LONDON (Reuters) - The wife of an unidentified banker lost an appeal against a British High Court ruling attempting to seize properties worth about 22 million pounds ($28.5 million) allegedly illegally acquired, in the first use of new powers to combat corruption.
Unexplained Wealth Orders (UWO), which came into effect earlier this year, are designed to make it easier for police to seize property and assets.
The National Crime Agency (NCA) had ordered the woman, who is known as Mrs A and cannot be named for legal reasons, to reveal the source of her wealth or risk losing two properties.
On Wednesday, Justice Michael Supperstone at London’s High Court dismissed the woman’s attempt to overturn the order after her lawyers argued that a fraud conviction against her husband in his home country was unjust. He also ruled that she could be identified next Wednesday unless she wins an appeal.
The NCA alleges that the woman bought two properties using money embezzled by her husband when he worked as a senior official at a state bank in their home country outside the European Economic Area.
The hearing was being seen as a test case for the UWOs, which aim to force suspected corrupt foreign officials and their families to account for their wealth.
“I am very pleased that the court dismissed the respondent’s arguments today - this demonstrates that the NCA is absolutely right to ask probing questions about the funds used to purchase prime property,” Donald Toon, NCA director for economic crime, said after the verdict.

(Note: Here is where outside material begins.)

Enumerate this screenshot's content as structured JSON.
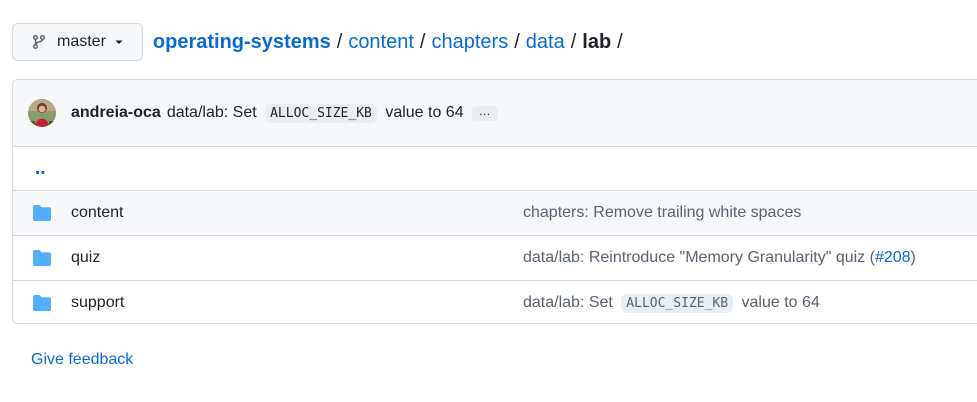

“We are determined to use the powers available to us to their fullest extent where we have concerns that we cannot determine legitimate sources of wealth.”

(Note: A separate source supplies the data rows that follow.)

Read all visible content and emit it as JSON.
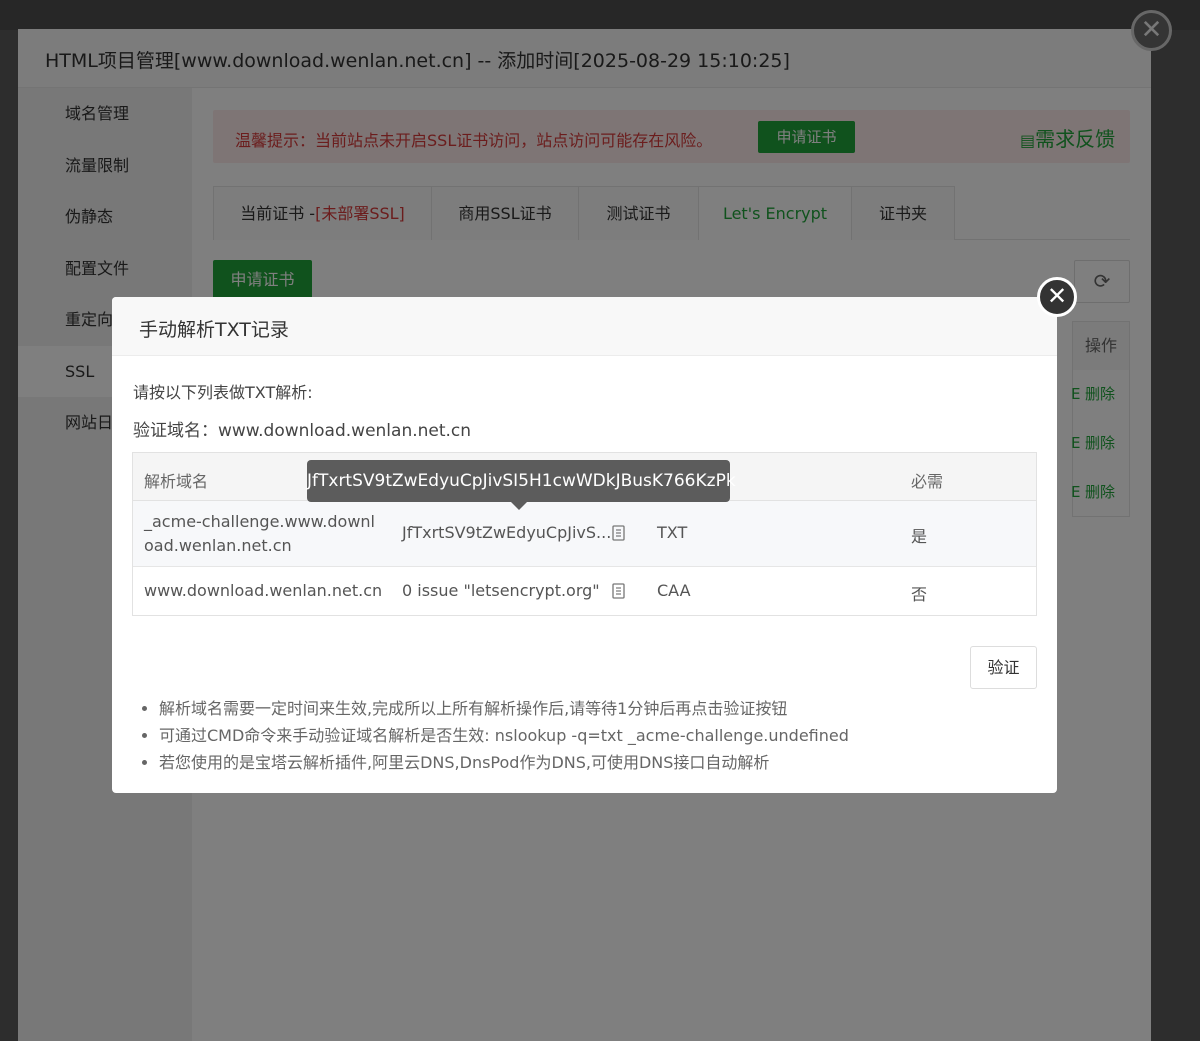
{
  "panel": {
    "title": "HTML项目管理[www.download.wenlan.net.cn] -- 添加时间[2025-08-29 15:10:25]",
    "close_icon": "✕"
  },
  "sidebar": {
    "items": [
      {
        "label": "域名管理"
      },
      {
        "label": "流量限制"
      },
      {
        "label": "伪静态"
      },
      {
        "label": "配置文件"
      },
      {
        "label": "重定向"
      },
      {
        "label": "SSL"
      },
      {
        "label": "网站日"
      }
    ],
    "active": "SSL"
  },
  "warning": {
    "text": "温馨提示：当前站点未开启SSL证书访问，站点访问可能存在风险。",
    "button": "申请证书",
    "feedback": "需求反馈"
  },
  "tabs": {
    "current_prefix": "当前证书 -",
    "current_status": "[未部署SSL]",
    "commercial": "商用SSL证书",
    "test": "测试证书",
    "letsencrypt": "Let's Encrypt",
    "folder": "证书夹"
  },
  "toolbar": {
    "apply_button": "申请证书",
    "refresh_icon": "⟳"
  },
  "cert_table": {
    "ops_header": "操作",
    "rows": [
      {
        "edge": "E",
        "delete": "删除"
      },
      {
        "edge": "E",
        "delete": "删除"
      },
      {
        "edge": "E",
        "delete": "删除"
      }
    ]
  },
  "modal": {
    "title": "手动解析TXT记录",
    "close_icon": "✕",
    "instruction": "请按以下列表做TXT解析:",
    "verify_domain_label": "验证域名：",
    "verify_domain": "www.download.wenlan.net.cn",
    "table": {
      "headers": {
        "host": "解析域名",
        "required": "必需"
      },
      "rows": [
        {
          "host": "_acme-challenge.www.download.wenlan.net.cn",
          "value": "JfTxrtSV9tZwEdyuCpJivS...",
          "type": "TXT",
          "required": "是"
        },
        {
          "host": "www.download.wenlan.net.cn",
          "value": "0 issue \"letsencrypt.org\"",
          "type": "CAA",
          "required": "否"
        }
      ]
    },
    "tooltip": "JfTxrtSV9tZwEdyuCpJivSI5H1cwWDkJBusK766KzPk",
    "verify_button": "验证",
    "notes": [
      "解析域名需要一定时间来生效,完成所以上所有解析操作后,请等待1分钟后再点击验证按钮",
      "可通过CMD命令来手动验证域名解析是否生效: nslookup -q=txt _acme-challenge.undefined",
      "若您使用的是宝塔云解析插件,阿里云DNS,DnsPod作为DNS,可使用DNS接口自动解析"
    ]
  }
}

Earlier hearings had heard about the woman’s extravagant habits, including using a private jet and spending more than 16 million pounds at the London department store Harrods.
On one day alone, she spent 150,000 pounds on jewelry in the luxury shop.

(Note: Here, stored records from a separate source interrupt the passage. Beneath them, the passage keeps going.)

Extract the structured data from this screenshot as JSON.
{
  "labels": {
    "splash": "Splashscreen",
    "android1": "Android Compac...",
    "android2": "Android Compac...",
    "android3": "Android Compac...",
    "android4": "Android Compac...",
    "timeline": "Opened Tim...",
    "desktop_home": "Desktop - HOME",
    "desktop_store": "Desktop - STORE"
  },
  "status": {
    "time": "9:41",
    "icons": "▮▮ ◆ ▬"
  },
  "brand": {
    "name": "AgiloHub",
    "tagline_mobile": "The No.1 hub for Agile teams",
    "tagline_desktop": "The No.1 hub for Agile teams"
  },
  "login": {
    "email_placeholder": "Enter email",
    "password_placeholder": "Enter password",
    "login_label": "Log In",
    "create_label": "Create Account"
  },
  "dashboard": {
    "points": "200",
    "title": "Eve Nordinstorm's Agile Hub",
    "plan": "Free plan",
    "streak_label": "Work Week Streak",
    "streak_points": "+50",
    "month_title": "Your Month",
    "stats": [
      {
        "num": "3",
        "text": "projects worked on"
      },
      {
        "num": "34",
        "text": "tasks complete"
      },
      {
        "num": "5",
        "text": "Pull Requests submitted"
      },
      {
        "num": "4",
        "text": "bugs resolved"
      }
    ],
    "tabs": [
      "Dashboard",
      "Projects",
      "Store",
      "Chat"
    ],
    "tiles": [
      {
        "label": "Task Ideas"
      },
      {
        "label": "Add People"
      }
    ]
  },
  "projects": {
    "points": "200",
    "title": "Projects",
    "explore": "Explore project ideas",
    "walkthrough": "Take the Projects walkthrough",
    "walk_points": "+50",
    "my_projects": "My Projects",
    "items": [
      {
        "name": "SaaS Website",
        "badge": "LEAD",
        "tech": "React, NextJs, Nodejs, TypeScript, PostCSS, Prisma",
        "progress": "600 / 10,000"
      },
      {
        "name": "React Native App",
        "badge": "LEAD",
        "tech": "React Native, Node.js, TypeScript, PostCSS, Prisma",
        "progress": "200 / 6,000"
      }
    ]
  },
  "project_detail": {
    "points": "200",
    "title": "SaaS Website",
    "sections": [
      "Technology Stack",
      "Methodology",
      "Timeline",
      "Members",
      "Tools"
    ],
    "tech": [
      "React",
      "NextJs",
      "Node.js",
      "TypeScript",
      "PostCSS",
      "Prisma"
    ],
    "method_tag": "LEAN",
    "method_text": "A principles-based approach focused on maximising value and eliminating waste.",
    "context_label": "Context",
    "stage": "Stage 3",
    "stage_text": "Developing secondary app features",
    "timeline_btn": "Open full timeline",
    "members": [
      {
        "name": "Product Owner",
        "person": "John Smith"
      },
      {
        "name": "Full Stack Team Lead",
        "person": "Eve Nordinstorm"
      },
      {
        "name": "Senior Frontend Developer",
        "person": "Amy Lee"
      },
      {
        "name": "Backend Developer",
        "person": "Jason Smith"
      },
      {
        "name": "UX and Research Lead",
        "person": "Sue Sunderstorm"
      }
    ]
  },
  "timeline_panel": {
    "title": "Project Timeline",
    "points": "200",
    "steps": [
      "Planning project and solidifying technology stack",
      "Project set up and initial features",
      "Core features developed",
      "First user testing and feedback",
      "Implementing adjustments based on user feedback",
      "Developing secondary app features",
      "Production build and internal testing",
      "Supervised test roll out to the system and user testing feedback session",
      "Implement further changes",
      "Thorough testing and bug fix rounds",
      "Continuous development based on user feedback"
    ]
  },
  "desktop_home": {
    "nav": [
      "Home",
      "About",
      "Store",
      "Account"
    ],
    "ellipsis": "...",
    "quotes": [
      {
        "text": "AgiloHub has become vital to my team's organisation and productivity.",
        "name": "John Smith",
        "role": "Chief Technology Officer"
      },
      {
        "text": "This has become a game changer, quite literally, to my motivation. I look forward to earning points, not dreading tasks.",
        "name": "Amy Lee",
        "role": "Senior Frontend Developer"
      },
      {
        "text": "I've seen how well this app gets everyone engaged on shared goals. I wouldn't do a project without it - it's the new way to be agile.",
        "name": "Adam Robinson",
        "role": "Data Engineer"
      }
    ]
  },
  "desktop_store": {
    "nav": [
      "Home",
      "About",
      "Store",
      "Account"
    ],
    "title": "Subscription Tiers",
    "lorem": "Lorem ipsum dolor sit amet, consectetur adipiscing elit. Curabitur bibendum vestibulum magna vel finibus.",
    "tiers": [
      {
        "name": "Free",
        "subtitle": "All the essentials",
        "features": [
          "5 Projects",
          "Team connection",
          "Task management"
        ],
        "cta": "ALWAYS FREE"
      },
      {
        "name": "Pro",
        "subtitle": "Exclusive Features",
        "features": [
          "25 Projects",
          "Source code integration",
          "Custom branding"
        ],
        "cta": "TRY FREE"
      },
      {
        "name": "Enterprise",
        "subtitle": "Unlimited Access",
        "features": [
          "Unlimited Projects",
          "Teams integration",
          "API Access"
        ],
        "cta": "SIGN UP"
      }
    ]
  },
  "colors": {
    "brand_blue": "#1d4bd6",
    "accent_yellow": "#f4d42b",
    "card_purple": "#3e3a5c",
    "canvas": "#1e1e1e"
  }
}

Lawyers for the woman told the court that they would appeal the rulings on the property and her right to anonymity.
Britain’s focus on cracking down on illicit wealth has intensified because of concerns over the activities of Russian businessmen with suspected links to President Vladimir Putin in the aftermath of the March poisoning of a former Russian spy and his daughter in Salisbury, England.
Britain blamed the poisoning on Russia but the Kremlin has denied any involvement.
The new wealth orders were introduced because of the difficulties for police in proving how suspects obtained their wealth overseas.
The onus is now on the owner to show that any asset worth more than 50,000 pounds was obtained by legitimate means, rather than for police to have to prove it was obtained illegally.